Especially if it’s cultured in a mix made with flour, which also contains natural yeasts.
Oh dear. I sure hope it’s not yeast. First of all, I’d be wrong, and that’d be real big bummer.
Secondly, my prunes also have that white powder on them after sitting in my pantry for a long while and assumed I’ve been eating crystalline sugar. Or so I thought. But if memory serves me right, I had dried dates which developed the same white powdery substance…?
It’s definitely sugar on dates.
Just found this post when I searched for “white powder on dried prunes” and found I have had the exact same experience as Karl only 8 years later; scanning all the replies there did not seem to be a definitive answer. Anyone have any updated info on this topic?
Reading through, it seems that the definitive answer relies on someone who is actually experiencing the phenomena to use magnification. If you can post a photo that is looking through a magnifying lense or microscope, someone should be able to provide a definitive answer if the picture is good enough.
Though I’ll say that if the company that produces the prunes is large enough, then it would seem unlikely that all prunes in every batch could form the powder. I would expect that a range of farms would be represented, so it would be strange for all of them to be incubating their prunes with the same white critter.
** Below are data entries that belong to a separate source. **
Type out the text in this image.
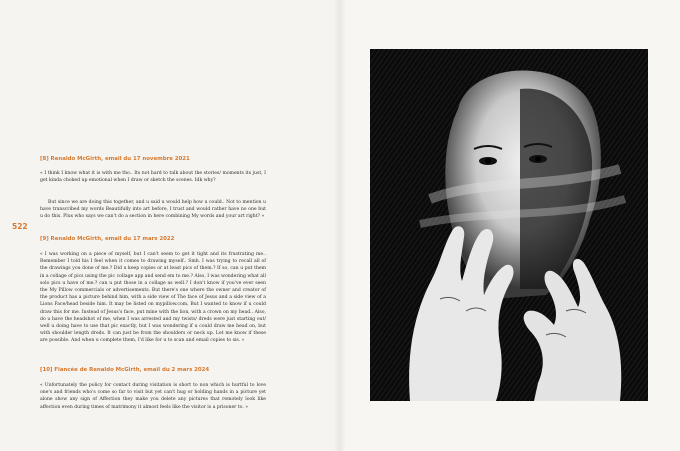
522
[8] Renaldo McGirth, email du 17 novembre 2021

« I think I know what it is with me tho.. Its not hard to talk about the stories/ moments its just, I get kinda choked up emotional when I draw or sketch the scenes. Idk why?

But since we are doing this together, and u said u would help how u could.. Not to mention u have transcribed my words Beautifully into art before, I trust and would rather have no one but u do this. Plus who says we can't do a section in here combining My words and your art right? »

[9] Renaldo McGirth, email du 17 mars 2022

« I was working on a piece of myself, but I can't seem to get it tight and its frustrating me.. Remember I told his I feel when it comes to drawing myself.. Smh. I was trying to recall all of the drawings you done of me.? Did u keep copies or at least pics of them.? If so, can u put them in a collage of pics using the pic collage app and send em to me.? Also, I was wondering what all solo pics u have of me.? can u put those in a collage as well.? I don't know if you've ever seen the My Pillow commercials or advertisements. But there's one where the owner and creator of the product has a picture behind him, with a side view of The face of Jesus and a side view of a Lions Face/head beside him. It may be listed on mypillow.com, But I wanted to know if u could draw this for me. Instead of Jesus's face, put mine with the lion, with a crown on my head.. Also, do u have the headshot of me, when I was arrested and my twists/ dreds were just starting out/ well u doing have to use that pic exactly, but I was wondering if u could draw me head on, but with shoulder length dreds. It can just be from the shoulders or neck up. Let me know if these are possible. And when u complete them, I'd like for u to scan and email copies to sis. »

[10] Fiancée de Renaldo McGirth, email du 2 mars 2024

« Unfortunately the policy for contact during visitation is short to non which is hurtful to love one's and friends who's come so far to visit but yet can't hug or holding hands in a picture yet alone show any sign of Affection they make you delete any pictures that remotely look like affection even during times of matrimony it almost feels like the visitor is a prisoner to. »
A fructose covering would make more sense since it would be present in the fruit regardless of where it was grown.
If you can save up enough of it, you could also see if it melts or if it just chars, if you put some in a spoon and hold a flame under it (in theory).
I’m going to suggest some version of Nitrite (use as preservatives), although I wouldn’t think they’d be packaged with organic fruit.
Are three enough? Is six too many? Man, I miss the days when Americans ate no fiber at all.
Could the dust possibly be elemental sulfur?
Here’s a cite for crystallized sugar, fwiw. Its in second paragraph. Not the best cite, but probably satisfacory. Kinda cool that the first reult of Google search on ‘plums white coating’ was this thread, but from 2012
If the prunes Karl had bought were just being stored (or on the shelves) a bit longer before sale, that would produce his observed results.
Well, according to this site it is sugar. Do you think this is a reliable site?
I was surprised to read of the appearance of the “white powder” after a few days and not present initially–I thought the OP was referring to something which puzzled me for years, what’s known as the “blush” of (on?) fresh grapes–“ambient yeast,” which I fruitlessly (heh) and stupidly tried to wipe off.
The explanation and cites here are short and good (with a nice touch on Carravagio’s Bacchus, where the god of wine’s lips are faintly covered as well); one of them is to to Wiki Fermentation in winemaking, which has more on OP and some thread suggestions above.
Interestingly, another name for it is ‘bloom’.
On fruits like grapes, plums, blueberries, the bloom isn’t all yeast - it’s sometimes also a waxy substance that I presume the plant produces to help the developing fruits shed raindrops.